I'm way late answering this, but I had the issue myself and this is the first hit on google, so I'll document it here if anyone else wants to know. :)

The default encoding of a new file in Visual Studio depends on the template for that kind of file.

The JavaScript file template for instance recides in C:\Program Files (x86)\Microsoft Visual Studio 10.0\Web\WebNewFileItems\JScript.js (on my box). If you edit that file and save it with your encoding of choice, all new javascript files created with VS will be of that encoding.

Hence you can set the encoding of each file type independently.

Upvotes: 13

C Not
C Not

Reputation: 1

Can't find it, but builtin workaround is, File > Save As > then where the save button is, there is a Down arrow, give you the option of "Save with Encoding"

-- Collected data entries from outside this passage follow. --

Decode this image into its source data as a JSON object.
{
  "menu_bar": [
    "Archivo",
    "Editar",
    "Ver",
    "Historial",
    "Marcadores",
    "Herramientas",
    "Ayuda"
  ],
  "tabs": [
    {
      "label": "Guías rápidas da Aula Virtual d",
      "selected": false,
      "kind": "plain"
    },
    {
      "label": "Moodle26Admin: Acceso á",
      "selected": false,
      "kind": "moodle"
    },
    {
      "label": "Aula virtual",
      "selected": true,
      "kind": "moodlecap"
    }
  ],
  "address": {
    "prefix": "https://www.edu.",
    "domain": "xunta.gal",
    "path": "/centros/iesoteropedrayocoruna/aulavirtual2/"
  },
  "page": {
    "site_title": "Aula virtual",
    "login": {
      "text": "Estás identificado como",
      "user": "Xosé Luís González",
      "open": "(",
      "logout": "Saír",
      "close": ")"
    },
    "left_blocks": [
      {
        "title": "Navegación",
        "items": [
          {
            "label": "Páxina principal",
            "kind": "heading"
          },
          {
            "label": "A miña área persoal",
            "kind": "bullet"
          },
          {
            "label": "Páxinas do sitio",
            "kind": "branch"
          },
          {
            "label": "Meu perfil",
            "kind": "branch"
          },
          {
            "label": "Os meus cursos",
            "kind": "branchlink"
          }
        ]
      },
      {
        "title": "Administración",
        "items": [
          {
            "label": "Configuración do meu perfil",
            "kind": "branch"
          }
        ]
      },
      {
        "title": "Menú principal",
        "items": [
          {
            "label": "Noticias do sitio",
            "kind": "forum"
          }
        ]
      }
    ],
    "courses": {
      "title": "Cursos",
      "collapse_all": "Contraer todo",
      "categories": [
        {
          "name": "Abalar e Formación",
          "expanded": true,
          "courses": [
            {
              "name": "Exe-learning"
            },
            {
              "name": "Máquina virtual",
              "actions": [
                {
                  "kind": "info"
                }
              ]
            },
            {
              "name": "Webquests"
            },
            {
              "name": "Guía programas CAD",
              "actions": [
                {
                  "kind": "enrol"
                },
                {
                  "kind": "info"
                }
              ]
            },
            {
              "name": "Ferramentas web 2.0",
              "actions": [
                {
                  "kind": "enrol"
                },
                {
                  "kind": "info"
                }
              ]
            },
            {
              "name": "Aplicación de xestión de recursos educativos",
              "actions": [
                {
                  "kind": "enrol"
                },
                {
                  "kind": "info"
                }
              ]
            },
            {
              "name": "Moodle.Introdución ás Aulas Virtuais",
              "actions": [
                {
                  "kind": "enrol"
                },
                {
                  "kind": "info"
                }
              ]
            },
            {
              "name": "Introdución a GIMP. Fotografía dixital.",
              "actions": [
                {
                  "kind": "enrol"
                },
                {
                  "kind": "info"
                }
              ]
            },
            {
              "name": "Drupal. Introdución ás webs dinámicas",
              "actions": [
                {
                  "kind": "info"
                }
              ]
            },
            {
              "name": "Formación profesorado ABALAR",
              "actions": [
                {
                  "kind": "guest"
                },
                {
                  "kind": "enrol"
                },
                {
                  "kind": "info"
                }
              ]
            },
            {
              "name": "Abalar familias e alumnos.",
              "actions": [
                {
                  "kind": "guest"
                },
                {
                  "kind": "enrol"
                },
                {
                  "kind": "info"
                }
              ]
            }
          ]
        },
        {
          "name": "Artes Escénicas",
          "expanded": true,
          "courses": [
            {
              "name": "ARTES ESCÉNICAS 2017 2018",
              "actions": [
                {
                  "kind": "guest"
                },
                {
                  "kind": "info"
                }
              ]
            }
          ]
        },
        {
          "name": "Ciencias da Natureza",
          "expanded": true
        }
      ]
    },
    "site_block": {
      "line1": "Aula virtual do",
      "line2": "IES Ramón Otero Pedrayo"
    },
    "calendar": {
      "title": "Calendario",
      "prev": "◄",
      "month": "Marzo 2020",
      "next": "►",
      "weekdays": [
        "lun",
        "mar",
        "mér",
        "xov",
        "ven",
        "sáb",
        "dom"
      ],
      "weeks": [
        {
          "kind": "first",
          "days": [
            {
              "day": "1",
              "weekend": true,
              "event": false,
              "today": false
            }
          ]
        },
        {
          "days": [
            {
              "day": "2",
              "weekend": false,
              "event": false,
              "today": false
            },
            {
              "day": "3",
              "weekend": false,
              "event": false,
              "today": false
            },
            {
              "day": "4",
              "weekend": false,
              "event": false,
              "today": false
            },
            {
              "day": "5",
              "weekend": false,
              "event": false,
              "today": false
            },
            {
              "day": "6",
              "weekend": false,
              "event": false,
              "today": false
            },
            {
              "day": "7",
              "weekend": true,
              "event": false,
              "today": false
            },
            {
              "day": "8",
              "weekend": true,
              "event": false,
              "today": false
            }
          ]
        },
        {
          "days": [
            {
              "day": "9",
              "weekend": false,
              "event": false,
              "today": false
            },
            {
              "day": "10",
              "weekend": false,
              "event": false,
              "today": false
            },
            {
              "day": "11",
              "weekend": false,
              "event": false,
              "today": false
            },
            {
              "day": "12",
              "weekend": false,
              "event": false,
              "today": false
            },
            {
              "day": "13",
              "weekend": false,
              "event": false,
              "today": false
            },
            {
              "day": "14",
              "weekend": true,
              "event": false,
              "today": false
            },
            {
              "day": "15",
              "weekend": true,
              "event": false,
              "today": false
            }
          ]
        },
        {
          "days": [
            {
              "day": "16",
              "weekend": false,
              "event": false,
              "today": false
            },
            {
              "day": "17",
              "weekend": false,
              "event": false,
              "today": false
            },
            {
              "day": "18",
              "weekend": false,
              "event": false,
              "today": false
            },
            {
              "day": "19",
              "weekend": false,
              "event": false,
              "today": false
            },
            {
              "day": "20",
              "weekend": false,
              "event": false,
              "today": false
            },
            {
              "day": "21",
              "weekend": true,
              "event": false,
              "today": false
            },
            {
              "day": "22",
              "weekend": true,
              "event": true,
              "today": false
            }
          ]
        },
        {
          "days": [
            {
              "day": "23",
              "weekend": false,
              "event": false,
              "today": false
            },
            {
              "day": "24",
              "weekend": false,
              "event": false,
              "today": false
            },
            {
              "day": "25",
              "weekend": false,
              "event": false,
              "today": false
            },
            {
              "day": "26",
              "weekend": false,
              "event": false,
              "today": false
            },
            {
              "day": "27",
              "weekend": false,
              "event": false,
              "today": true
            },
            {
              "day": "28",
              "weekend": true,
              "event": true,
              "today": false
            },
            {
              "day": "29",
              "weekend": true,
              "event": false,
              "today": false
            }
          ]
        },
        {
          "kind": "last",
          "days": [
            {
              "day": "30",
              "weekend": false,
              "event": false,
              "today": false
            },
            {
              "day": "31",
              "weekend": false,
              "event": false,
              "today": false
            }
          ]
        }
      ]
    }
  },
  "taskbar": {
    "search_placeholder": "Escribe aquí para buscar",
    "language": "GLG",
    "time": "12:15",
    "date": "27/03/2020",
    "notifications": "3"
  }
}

I select US ASCII Cause I'm getting the BOM on all my documents, once published.

Upvotes: -2

TToni
TToni

Reputation: 9391

I don't know if there is a setting in VS to change the default encoding (though I highly doubt it). You can however quite easily write a little add-in that gives you a "Save as 1252" command which can then be mapped into any menu you like.